In kaum einem Land der Welt sei Waffenbesitz so streng geregelt wie in Deutschland. Deswegen dürften Waffenbesitzer jetzt nicht unter Generalverdacht geraten! „Wir Freien Demokraten fordern den Innenminister eindringlich auf, unmissverständlich klarzustellen, dass der eingeräumte Waffenerwerb in keiner Weise in Verbindung zum Nordkreuz steht“, so der FDP-Politiker aus Wismar.
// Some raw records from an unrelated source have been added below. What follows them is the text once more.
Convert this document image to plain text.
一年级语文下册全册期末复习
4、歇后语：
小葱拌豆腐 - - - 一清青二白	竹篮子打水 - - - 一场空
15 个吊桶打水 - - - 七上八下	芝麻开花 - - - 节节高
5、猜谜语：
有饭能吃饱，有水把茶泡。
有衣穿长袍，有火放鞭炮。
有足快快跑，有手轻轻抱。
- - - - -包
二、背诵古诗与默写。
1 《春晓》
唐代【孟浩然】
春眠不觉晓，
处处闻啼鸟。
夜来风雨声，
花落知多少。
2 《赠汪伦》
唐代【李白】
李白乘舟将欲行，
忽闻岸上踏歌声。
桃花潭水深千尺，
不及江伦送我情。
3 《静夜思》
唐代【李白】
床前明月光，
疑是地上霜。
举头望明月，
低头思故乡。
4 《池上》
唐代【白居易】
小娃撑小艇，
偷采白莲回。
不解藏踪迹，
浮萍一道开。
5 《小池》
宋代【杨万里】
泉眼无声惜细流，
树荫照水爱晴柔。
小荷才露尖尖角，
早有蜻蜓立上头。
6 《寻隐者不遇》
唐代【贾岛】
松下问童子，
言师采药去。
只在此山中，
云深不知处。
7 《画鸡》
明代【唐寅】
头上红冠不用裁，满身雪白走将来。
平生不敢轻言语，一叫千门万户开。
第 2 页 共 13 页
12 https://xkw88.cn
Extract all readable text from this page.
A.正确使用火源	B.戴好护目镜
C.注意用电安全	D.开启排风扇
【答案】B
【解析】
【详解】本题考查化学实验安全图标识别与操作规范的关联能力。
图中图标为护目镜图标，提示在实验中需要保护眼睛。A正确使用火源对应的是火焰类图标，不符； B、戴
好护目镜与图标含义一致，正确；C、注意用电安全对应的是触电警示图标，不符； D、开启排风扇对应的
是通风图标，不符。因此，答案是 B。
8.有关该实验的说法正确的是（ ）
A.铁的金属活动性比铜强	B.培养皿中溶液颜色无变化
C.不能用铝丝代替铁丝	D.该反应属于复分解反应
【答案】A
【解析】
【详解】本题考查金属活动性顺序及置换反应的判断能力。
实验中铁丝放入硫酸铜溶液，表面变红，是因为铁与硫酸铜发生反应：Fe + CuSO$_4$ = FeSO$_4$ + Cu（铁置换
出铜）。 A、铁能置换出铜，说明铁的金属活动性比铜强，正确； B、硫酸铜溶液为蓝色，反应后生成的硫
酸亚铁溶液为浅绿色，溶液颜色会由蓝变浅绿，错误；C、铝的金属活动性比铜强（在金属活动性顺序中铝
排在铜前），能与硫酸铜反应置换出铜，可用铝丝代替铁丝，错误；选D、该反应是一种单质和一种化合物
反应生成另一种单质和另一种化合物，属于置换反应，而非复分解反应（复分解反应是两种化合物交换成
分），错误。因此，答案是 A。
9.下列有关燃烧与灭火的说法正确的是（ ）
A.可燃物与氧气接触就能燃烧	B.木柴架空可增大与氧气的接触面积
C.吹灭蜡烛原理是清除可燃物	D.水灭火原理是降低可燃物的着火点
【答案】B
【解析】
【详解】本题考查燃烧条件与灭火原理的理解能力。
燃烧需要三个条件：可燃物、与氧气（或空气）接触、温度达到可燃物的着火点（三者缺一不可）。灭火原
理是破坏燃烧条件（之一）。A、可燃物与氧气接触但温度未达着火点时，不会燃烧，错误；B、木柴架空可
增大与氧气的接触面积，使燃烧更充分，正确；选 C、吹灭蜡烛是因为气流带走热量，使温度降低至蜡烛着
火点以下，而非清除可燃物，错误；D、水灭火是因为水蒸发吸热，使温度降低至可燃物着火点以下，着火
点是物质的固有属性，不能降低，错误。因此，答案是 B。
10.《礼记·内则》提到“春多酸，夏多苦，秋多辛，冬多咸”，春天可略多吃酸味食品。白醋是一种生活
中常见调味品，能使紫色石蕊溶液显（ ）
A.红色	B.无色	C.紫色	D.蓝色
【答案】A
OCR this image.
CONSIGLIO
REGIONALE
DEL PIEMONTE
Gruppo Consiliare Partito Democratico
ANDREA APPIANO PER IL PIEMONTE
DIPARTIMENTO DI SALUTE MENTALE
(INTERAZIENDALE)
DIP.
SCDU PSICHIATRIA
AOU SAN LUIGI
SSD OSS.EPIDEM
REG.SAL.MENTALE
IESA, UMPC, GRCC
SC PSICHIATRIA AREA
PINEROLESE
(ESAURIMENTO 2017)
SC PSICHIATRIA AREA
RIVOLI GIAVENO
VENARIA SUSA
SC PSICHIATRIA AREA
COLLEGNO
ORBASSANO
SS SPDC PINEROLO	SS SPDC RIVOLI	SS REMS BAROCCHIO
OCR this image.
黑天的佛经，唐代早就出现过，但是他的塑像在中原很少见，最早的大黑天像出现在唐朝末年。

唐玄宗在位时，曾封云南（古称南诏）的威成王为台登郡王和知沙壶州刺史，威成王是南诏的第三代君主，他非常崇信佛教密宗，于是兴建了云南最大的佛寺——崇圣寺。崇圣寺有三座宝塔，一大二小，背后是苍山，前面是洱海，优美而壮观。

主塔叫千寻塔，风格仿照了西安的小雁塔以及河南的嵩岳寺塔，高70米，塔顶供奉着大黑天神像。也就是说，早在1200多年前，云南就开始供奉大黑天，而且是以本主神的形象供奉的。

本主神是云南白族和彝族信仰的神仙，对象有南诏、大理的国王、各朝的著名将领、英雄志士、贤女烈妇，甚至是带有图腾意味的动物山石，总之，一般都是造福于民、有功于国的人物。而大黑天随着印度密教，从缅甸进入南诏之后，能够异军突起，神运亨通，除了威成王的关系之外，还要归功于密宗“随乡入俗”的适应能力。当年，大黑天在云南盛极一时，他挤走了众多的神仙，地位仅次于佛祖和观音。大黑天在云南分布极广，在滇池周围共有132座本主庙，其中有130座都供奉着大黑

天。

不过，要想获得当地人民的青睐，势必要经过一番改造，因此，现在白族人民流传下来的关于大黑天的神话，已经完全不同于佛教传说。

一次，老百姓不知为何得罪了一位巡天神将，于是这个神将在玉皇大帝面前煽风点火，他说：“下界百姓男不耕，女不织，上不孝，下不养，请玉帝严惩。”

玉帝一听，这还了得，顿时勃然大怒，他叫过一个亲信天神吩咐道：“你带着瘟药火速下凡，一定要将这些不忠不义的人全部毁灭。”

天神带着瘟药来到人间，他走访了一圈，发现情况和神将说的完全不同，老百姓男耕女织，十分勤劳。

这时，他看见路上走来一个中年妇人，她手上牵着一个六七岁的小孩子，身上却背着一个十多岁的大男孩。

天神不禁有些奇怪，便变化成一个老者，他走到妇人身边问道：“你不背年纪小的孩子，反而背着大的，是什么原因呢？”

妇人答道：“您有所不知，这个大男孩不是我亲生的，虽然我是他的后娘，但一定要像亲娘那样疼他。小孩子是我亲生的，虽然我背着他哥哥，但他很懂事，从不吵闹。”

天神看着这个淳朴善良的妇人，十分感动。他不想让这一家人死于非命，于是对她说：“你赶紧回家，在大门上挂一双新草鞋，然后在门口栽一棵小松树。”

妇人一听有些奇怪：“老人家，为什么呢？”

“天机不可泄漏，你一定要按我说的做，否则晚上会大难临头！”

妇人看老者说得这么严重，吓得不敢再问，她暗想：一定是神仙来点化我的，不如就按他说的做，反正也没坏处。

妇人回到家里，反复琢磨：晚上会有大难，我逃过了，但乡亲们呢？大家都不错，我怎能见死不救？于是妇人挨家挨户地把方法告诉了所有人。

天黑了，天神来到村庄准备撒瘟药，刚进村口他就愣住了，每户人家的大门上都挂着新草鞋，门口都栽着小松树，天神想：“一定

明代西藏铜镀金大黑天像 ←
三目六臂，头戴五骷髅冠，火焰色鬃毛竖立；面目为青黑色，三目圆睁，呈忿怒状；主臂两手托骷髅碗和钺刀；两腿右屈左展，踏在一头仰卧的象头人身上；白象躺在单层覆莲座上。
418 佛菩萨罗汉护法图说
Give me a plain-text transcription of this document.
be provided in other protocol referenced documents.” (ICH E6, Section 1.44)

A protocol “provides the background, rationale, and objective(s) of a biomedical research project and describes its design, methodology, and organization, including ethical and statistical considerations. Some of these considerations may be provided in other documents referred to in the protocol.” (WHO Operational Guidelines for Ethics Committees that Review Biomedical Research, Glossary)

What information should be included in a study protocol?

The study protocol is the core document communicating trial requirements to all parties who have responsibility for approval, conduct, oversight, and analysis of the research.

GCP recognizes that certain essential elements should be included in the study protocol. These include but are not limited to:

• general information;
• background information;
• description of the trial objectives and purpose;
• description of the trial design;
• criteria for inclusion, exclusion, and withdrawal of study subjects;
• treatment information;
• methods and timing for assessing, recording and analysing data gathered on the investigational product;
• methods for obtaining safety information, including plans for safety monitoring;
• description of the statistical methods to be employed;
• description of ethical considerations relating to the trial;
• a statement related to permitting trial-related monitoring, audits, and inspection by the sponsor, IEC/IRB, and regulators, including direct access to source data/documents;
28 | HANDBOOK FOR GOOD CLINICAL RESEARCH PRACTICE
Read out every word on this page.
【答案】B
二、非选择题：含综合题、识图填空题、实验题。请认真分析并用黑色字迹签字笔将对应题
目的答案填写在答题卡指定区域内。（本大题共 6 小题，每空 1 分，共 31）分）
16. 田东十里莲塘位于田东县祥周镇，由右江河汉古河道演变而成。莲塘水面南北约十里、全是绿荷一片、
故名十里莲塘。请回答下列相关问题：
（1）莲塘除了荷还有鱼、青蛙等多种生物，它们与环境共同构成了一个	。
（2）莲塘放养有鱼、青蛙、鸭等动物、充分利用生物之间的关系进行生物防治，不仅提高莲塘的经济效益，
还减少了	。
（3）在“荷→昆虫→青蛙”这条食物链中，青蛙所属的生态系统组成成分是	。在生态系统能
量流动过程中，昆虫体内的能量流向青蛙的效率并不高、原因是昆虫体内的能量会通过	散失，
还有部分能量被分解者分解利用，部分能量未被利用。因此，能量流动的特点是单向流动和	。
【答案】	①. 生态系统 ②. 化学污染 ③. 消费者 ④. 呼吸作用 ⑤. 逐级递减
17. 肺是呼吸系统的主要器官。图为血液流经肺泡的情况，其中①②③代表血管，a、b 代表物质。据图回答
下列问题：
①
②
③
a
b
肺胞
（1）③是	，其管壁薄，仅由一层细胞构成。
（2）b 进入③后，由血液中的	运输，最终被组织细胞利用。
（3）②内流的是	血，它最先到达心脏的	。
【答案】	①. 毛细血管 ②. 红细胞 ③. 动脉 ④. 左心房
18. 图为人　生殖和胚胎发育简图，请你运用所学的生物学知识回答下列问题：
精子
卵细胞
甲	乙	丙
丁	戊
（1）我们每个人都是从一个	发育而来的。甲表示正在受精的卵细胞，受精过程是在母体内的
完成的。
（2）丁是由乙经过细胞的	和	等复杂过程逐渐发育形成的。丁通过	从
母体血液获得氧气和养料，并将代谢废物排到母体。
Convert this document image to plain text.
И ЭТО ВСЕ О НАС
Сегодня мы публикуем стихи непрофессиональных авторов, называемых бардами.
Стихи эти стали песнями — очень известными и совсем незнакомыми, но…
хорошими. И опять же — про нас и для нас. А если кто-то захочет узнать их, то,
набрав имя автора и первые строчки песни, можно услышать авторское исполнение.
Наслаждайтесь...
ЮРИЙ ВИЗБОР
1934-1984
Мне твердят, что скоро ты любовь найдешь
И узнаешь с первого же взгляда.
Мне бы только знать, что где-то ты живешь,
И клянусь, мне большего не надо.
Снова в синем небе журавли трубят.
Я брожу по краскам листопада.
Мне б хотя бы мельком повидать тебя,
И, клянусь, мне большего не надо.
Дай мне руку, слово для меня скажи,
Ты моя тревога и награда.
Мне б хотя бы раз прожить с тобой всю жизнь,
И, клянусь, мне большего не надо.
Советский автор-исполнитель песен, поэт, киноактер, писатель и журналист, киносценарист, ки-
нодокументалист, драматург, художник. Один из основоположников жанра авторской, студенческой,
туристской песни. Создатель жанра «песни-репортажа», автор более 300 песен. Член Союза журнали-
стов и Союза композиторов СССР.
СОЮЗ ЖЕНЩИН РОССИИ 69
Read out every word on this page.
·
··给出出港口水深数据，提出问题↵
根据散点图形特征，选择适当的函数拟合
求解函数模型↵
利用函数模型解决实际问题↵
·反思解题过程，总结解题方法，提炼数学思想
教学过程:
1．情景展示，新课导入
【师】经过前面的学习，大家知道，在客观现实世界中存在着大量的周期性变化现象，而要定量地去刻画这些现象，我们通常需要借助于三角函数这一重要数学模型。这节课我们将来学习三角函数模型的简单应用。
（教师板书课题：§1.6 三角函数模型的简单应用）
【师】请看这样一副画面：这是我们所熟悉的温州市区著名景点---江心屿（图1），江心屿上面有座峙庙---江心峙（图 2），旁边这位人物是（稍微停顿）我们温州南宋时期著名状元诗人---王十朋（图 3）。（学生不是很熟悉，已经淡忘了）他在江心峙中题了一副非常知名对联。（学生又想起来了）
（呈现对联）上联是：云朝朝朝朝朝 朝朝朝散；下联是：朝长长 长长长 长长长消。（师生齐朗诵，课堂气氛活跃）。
Wie Ex-Minister Brodkorb glaubt auch Domke, dass man den Innenminister Caffier nicht in eine rechtsextreme Ecke rücken könne. Allerdings gelte es jetzt Schaden abzuwenden. „Tausende Bürgerinnen und Bürger, ob Jäger oder Sportschützen, besitzen legale Waffen. Lorenz Caffier hat dieser Bevölkerungsgruppe durch die mangelnde Transparenz einen Bärendienst erwiesen. Dabei sind es doch gerade Jäger, die in Zeiten von Afrikanischer Schweinepest und der grassierenden Vogelgrippe wichtige, ehrenamtliche Arbeit im Seuchenschutz leiten“, so Domke.

Umso wichtiger sei jetzt Transparenz und eine scharfe Abgrenzung zum Netzwerk Nordkreuz, „immerhin standen auch zahlreiche FDP-Politiker auf deren „Todeslisten““, so Domke.